By the mid-fifties, every American household owned a television set, and theatre attendance had fallen 80 percent. While great plays continued to be written and produced, few people ever saw them, and (again) the revolution was put off.
But not for long.
Summation
Ever since the Renaissance, the western world had sought to balance faith and science in the quest for human progress. Humanists believed if people worked for humankind, God would reward them; enlightened humanists fought for freedom. The Industrial Revolution brought about the Gilded Age, which prompted the disenfranchised masses to question that quest in the face of reality, especially after two world wars.
Hoards of worried Americans, in denial, flocked to churches, synagogues, and mosques and a growing number of secular distractions—movies, ball games, hobbies, causes, friends and relatives—to escape. Those few who still went to the theatre saw mostly popular mainstream plays and musicals, mindless and spectacular. Conditions reminiscent of the decline and fall of Ancient Rome.
Early Modern writers exposed truth behind the myth of a moral universe, first in popular novels, then on stage, presenting great plays that showed life as it was. These works led to the social and political reforms that reached their peak in the decades following World War II in America, which emerged as the unrivaled leader of the western world in power, wealth, and unlimited opportunity, among other things, including drama. Broadway, for all its fluffy mainstream musicals, produced a goodly quantity of straight plays, many works of genius, made into movies for the world to see.
Given the ubiquity and hypnotic power of audio-visual media and the human instinct to mimic what we hear and see, one comes to the startling conclusion that ever since Ibsen, dramatic art—on stage or otherwise, in all its many forms—has played a major role in shaping western culture.

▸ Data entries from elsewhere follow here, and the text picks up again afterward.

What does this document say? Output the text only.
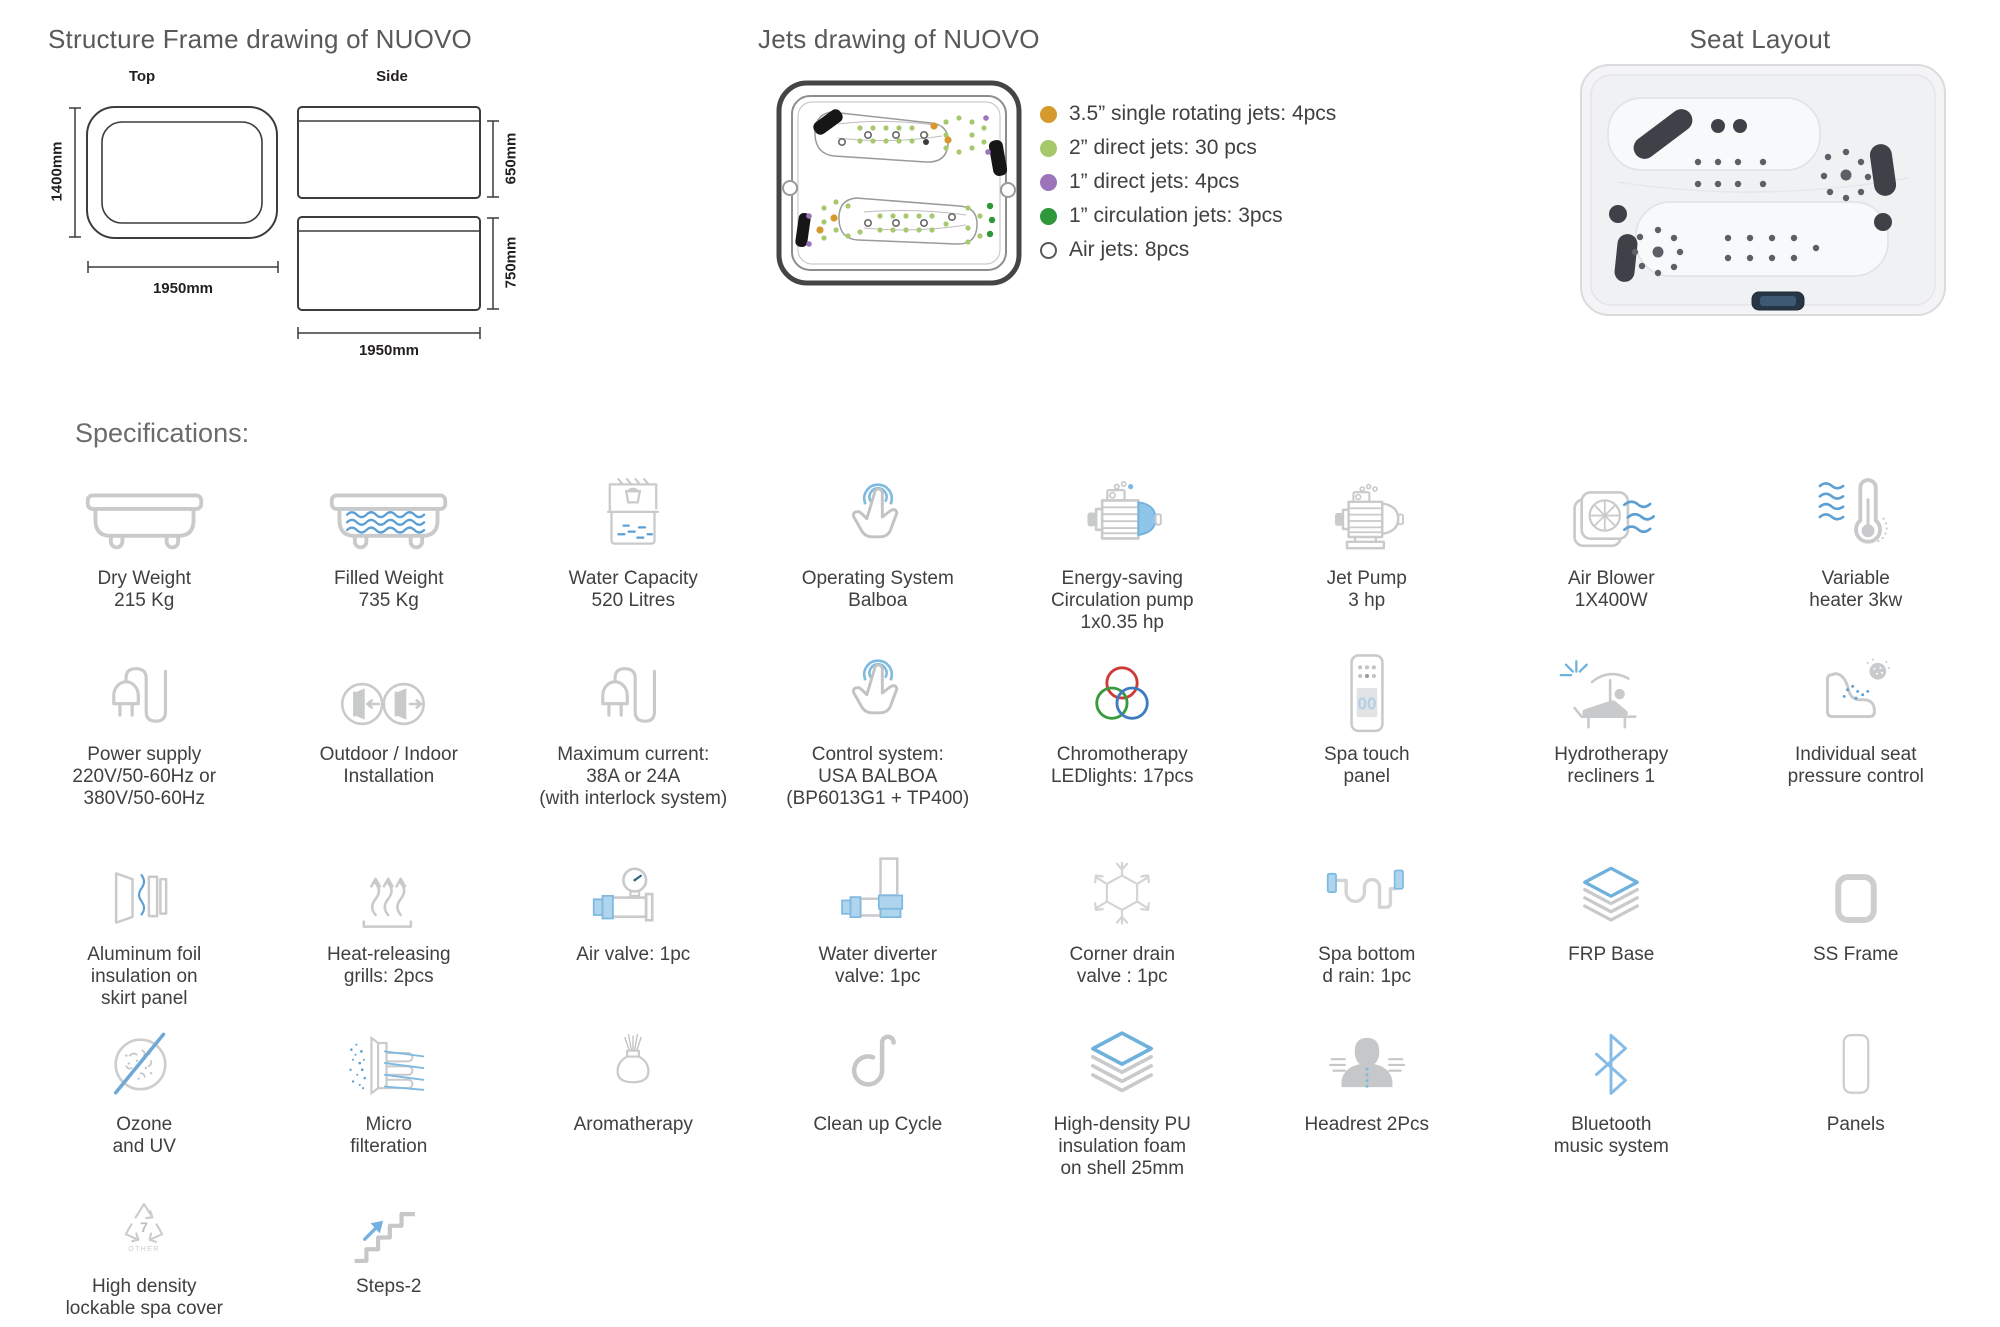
Structure Frame drawing of NUOVO
Top	Side
1400mm
1950mm
650mm
750mm
1950mm
Jets drawing of NUOVO
3.5” single rotating jets: 4pcs
2” direct jets: 30 pcs
1” direct jets: 4pcs
1” circulation jets: 3pcs
Air jets: 8pcs
Seat Layout
Specifications:
Dry Weight
215 Kg
Filled Weight
735 Kg
Water Capacity
520 Litres
Operating System
Balboa
Energy-saving
Circulation pump
1x0.35 hp
Jet Pump
3 hp
Air Blower
1X400W
Variable
heater 3kw
Power supply
220V/50-60Hz or
380V/50-60Hz
Outdoor / Indoor
Installation
Maximum current:
38A or 24A
(with interlock system)
Control system:
USA BALBOA
(BP6013G1 + TP400)
Chromotherapy
LEDlights: 17pcs
00
Spa touch
panel
Hydrotherapy
recliners 1
Individual seat
pressure control
Aluminum foil
insulation on
skirt panel
Heat-releasing
grills: 2pcs
Air valve: 1pc	Water diverter
valve: 1pc
Corner drain
valve : 1pc
Spa bottom
d rain: 1pc
FRP Base	SS Frame
Ozone
and UV
Micro
filteration
Aromatherapy	Clean up Cycle	High-density PU
insulation foam
on shell 25mm
Headrest 2Pcs	Bluetooth
music system
Panels
7
OTHER
High density
lockable spa cover
Steps-2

Monkey see, monkey do, and people see a lot of movies.
Furthermore, along with the radical change in style, came arguments for humankind not heard on stage since Aristophanes, who likewise wrote sardonic plays about decay. Modern Realism showed the Common Man in conflict with the common world and redefined the human art, with themes derived from the moral and ethical principles of the ancient Golden Age, to impact the major social and political reforms of the 20th Century.
But Aristophanes came at the end of his Age. Ibsen, Strindberg, Chekhov, and Stanislavsky were the Fathers of the form adopted by the multitudes of playwrights and producers who, like the Greeks, used drama both to entertain and educate the populace. While movies were not live theatre and the masses don’t see plays, cinematic realism both reflected and defined the Modern Age. It reached its peak in the 1950’s with the realistic plays of Tennessee Williams and Arthur Miller and plateaued through Edward Albee and Neil Simon to remain the dominant (non-musical) form today.